The august firm of Austrian piano-makers, Bösendorfer, are now making a digital instrument. While it's fine to have a Bösendorfer keyboard and action fronting for an otherwise electronic instrument, and the Vienna Symphonic Library-made samples are very good, it's still basically playing a set of samples, and even with increases in memory size and computing speed, a sample set is still going to do a poor job with a number of subtle but still characteristic physical interactions that go into a complex instrument like the piano (sympathetic resonances, cancellations, interference beating etc.).

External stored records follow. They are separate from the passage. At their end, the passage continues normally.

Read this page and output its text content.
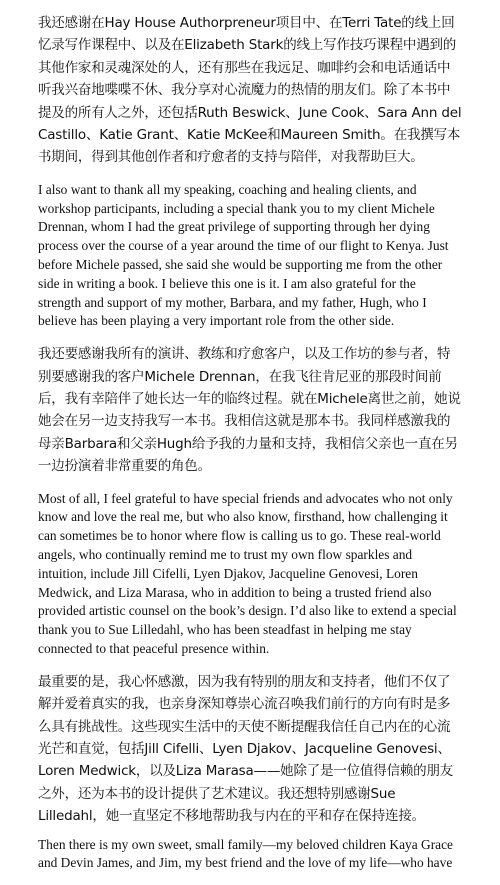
我还感谢在Hay House Authorpreneur项目中、在Terri Tate的线上回忆录写作课程中、以及在Elizabeth Stark的线上写作技巧课程中遇到的其他作家和灵魂深处的人，还有那些在我远足、咖啡约会和电话通话中听我兴奋地喋喋不休、我分享对心流魔力的热情的朋友们。除了本书中提及的所有人之外，还包括Ruth Beswick、June Cook、Sara Ann del Castillo、Katie Grant、Katie McKee和Maureen Smith。在我撰写本书期间，得到其他创作者和疗愈者的支持与陪伴，对我帮助巨大。

I also want to thank all my speaking, coaching and healing clients, and workshop participants, including a special thank you to my client Michele Drennan, whom I had the great privilege of supporting through her dying process over the course of a year around the time of our flight to Kenya. Just before Michele passed, she said she would be supporting me from the other side in writing a book. I believe this one is it. I am also grateful for the strength and support of my mother, Barbara, and my father, Hugh, who I believe has been playing a very important role from the other side.

我还要感谢我所有的演讲、教练和疗愈客户，以及工作坊的参与者，特别要感谢我的客户Michele Drennan，在我飞往肯尼亚的那段时间前后，我有幸陪伴了她长达一年的临终过程。就在Michele离世之前，她说她会在另一边支持我写一本书。我相信这就是那本书。我同样感激我的母亲Barbara和父亲Hugh给予我的力量和支持，我相信父亲也一直在另一边扮演着非常重要的角色。

Most of all, I feel grateful to have special friends and advocates who not only know and love the real me, but who also know, firsthand, how challenging it can sometimes be to honor where flow is calling us to go. These real-world angels, who continually remind me to trust my own flow sparkles and intuition, include Jill Cifelli, Lyen Djakov, Jacqueline Genovesi, Loren Medwick, and Liza Marasa, who in addition to being a trusted friend also provided artistic counsel on the book’s design. I’d also like to extend a special thank you to Sue Lilledahl, who has been steadfast in helping me stay connected to that peaceful presence within.

最重要的是，我心怀感激，因为我有特别的朋友和支持者，他们不仅了解并爱着真实的我，也亲身深知尊崇心流召唤我们前行的方向有时是多么具有挑战性。这些现实生活中的天使不断提醒我信任自己内在的心流光芒和直觉，包括Jill Cifelli、Lyen Djakov、Jacqueline Genovesi、Loren Medwick，以及Liza Marasa——她除了是一位值得信赖的朋友之外，还为本书的设计提供了艺术建议。我还想特别感谢Sue Lilledahl，她一直坚定不移地帮助我与内在的平和存在保持连接。

Then there is my own sweet, small family—my beloved children Kaya Grace and Devin James, and Jim, my best friend and the love of my life—who have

On the other hand, there may very well be an aesthetic which looks kindly on instruments without such pronounced secondary effects, in which case this instrument can certainly be used.

2 comments:

Anonymous said...

Well at least get the spelling right - Boese is evil, Boerse is a stock exchange.

Or is that a very subtle anti-capitalist deliberate mistake of yours??

Anyway, in a curious coincidence, I have been renting a clavichord from a member of the German Clavichord Society, who is a former financial analyst - and also owns a small Boesendorfer grand... among half a dozen more keyboard instruments.

Daniel Wolf said...

No bad pun intended, just an artifact from Via Voice (my vision is poor, so I use Via Voice a lot, but it's far from perfect when a text is in mixed languages).

In any case, I save my anti-capitalist munition for the real bad guys, not for Bösendorfer, a small firm that has produced some of the most memorable instruments I have ever encountered -- from La Monte Young's retuned Imperial to the small grand in the Bartok house in Budapest -- perfect for accompanying voices, and impossible to play louder than a mf.

I've taught many brokers over the years here in Frankfurt, and not a few of them have been talented musicians who've taken another path.